Os processos migratórios são espaços sociais contraditórios em que estão presentes distintas temporalidades, diferentes culturas e visões de mundo. Nestas frentes de colonização existem variadas formas simbólicas de demarcar as fronteiras entre “nós” e os “outros”. Elas simbolizam os limites da civilização, do progresso, da denominada modernização e do trabalho.

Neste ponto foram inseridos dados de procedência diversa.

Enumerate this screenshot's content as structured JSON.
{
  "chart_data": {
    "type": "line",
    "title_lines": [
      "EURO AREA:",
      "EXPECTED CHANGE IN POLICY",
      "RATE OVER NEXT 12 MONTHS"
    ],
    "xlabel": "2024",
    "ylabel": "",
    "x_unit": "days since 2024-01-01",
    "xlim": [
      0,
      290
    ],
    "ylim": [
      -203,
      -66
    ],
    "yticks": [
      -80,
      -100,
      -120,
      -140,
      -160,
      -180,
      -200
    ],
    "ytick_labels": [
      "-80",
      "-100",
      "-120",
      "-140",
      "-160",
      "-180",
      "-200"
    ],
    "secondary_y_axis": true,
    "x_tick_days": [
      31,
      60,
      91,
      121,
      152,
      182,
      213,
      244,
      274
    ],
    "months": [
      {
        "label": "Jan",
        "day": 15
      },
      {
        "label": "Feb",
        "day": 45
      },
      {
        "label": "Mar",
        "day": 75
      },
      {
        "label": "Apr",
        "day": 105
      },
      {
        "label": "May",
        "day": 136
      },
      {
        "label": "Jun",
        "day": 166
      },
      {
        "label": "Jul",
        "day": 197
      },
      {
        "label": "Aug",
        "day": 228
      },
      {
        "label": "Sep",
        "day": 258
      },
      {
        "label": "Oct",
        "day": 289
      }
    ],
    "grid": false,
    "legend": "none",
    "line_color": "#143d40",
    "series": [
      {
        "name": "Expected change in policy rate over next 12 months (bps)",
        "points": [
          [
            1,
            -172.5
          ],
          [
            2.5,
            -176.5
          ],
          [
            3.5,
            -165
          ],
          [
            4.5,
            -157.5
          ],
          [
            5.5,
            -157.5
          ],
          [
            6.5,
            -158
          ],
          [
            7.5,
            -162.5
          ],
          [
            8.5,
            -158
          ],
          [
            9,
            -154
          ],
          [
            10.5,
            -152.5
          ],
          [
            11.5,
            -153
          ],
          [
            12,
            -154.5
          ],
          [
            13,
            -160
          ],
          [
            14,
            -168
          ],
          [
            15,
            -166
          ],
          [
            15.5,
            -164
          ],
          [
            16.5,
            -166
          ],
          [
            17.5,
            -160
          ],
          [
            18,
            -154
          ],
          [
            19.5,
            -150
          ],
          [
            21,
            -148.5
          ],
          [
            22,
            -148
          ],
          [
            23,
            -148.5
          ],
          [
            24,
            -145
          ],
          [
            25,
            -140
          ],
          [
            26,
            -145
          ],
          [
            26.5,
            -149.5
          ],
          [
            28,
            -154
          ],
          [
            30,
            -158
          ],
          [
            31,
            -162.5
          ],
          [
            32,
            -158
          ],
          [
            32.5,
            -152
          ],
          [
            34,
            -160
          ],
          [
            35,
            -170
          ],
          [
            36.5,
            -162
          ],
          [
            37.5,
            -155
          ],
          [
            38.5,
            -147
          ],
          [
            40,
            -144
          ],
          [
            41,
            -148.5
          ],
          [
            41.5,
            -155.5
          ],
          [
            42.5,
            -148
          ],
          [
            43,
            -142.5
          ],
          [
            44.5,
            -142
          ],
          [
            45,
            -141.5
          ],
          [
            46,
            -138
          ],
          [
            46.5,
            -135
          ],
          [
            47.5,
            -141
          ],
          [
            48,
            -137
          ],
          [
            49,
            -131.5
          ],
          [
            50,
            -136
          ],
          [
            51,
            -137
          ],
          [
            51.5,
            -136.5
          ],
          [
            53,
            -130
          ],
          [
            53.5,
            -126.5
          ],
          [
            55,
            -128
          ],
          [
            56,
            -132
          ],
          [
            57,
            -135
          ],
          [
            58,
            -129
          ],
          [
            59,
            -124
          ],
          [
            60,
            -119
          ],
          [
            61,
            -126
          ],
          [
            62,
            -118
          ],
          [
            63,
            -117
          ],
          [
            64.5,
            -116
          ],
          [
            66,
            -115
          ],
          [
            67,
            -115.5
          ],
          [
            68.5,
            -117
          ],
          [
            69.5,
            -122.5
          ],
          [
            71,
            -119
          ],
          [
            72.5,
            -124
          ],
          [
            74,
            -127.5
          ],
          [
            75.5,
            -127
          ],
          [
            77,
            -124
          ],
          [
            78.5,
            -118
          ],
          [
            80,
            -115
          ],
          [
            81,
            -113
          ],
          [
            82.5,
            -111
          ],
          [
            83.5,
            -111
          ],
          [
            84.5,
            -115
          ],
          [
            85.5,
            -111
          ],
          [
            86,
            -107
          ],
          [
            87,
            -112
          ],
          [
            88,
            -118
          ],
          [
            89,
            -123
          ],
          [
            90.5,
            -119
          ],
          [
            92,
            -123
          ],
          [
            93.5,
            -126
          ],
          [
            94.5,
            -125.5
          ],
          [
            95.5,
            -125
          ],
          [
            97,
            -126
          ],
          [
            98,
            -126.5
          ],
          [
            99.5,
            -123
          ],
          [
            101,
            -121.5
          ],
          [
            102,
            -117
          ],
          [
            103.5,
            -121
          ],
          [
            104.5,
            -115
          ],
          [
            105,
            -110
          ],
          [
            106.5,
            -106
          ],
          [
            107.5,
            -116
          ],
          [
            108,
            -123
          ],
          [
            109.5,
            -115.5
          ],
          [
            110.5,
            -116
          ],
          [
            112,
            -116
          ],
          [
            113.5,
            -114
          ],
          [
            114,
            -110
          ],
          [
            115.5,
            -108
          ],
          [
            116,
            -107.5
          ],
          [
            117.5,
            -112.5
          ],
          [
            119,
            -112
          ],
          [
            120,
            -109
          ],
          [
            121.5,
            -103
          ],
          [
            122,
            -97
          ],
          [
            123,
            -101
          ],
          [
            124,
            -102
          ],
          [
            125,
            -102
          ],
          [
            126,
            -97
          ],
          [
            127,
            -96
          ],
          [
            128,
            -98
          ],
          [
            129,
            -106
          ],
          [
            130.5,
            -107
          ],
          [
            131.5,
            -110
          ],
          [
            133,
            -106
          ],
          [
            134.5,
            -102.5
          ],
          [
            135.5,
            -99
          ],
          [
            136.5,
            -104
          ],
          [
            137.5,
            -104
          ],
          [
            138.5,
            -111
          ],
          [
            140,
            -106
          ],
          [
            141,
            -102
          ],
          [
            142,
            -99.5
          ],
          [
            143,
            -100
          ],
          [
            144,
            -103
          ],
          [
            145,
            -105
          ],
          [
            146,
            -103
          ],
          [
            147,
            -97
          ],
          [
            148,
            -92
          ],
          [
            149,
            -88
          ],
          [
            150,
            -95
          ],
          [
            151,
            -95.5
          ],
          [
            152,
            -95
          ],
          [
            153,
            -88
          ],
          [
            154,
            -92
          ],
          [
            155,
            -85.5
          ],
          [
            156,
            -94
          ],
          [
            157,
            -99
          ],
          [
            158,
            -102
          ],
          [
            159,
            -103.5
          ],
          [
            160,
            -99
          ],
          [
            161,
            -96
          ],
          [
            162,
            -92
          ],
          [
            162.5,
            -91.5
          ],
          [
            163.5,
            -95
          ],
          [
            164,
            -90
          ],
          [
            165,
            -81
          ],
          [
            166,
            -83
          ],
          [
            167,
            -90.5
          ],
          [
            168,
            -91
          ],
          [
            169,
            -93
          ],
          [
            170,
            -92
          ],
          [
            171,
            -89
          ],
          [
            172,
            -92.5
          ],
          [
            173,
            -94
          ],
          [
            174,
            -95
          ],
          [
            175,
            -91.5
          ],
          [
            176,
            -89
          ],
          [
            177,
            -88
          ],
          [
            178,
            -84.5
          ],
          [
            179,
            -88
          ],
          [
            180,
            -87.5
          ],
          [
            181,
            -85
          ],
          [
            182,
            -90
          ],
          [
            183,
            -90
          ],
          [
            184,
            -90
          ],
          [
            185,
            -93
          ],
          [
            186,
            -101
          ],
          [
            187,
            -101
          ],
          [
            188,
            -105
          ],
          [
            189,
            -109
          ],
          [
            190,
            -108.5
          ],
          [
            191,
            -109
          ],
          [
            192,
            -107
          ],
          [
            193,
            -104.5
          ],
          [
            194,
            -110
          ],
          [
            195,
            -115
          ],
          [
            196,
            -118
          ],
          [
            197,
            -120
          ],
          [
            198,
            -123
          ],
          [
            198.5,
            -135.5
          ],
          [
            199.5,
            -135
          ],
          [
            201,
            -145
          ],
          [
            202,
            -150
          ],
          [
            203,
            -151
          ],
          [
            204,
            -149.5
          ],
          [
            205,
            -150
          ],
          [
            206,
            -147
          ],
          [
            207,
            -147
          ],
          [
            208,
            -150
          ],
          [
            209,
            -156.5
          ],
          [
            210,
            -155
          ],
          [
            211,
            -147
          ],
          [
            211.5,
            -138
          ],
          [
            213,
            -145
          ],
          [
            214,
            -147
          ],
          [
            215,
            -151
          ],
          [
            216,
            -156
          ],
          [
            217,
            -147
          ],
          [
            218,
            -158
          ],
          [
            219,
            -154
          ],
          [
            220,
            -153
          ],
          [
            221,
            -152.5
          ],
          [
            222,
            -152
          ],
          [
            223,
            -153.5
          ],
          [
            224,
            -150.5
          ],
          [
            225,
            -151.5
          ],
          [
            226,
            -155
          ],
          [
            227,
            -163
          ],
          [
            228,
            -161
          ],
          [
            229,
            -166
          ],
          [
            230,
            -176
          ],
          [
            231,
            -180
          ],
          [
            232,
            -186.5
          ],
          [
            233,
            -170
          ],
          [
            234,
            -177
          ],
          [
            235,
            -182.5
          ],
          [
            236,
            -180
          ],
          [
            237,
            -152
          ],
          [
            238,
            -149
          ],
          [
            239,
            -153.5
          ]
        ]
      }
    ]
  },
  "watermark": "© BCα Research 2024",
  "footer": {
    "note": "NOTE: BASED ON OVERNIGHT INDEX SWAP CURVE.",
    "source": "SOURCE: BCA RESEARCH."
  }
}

As frentes de expansão não podem ser reduzidas a processos econômicos de expansão capitalista, são fenômenos complexos que reproduzem e expandem uma auto-imagem de um determinado modelo de civilização européia caracterizada por uma visão de superioridade em relação a outras culturas. Nesse movimento, as representações cristalizadas sobre os “outros” desde o período da conquista da América são atualizadas nesses contextos de variados conflitos e de produção e negação de alteridades.

As representações valorativas em torno do trabalho, do desenvolvimento, da modernização e da civilização, feitas pelos imigrantes e pelos paraguaios, estão relacionadas aos respectivos estados nacionais. Nas construções de auto-imagens e das imagens dos outros são formuladas também representações gerais sobre os dois países envolvidos nessa configuração de poder.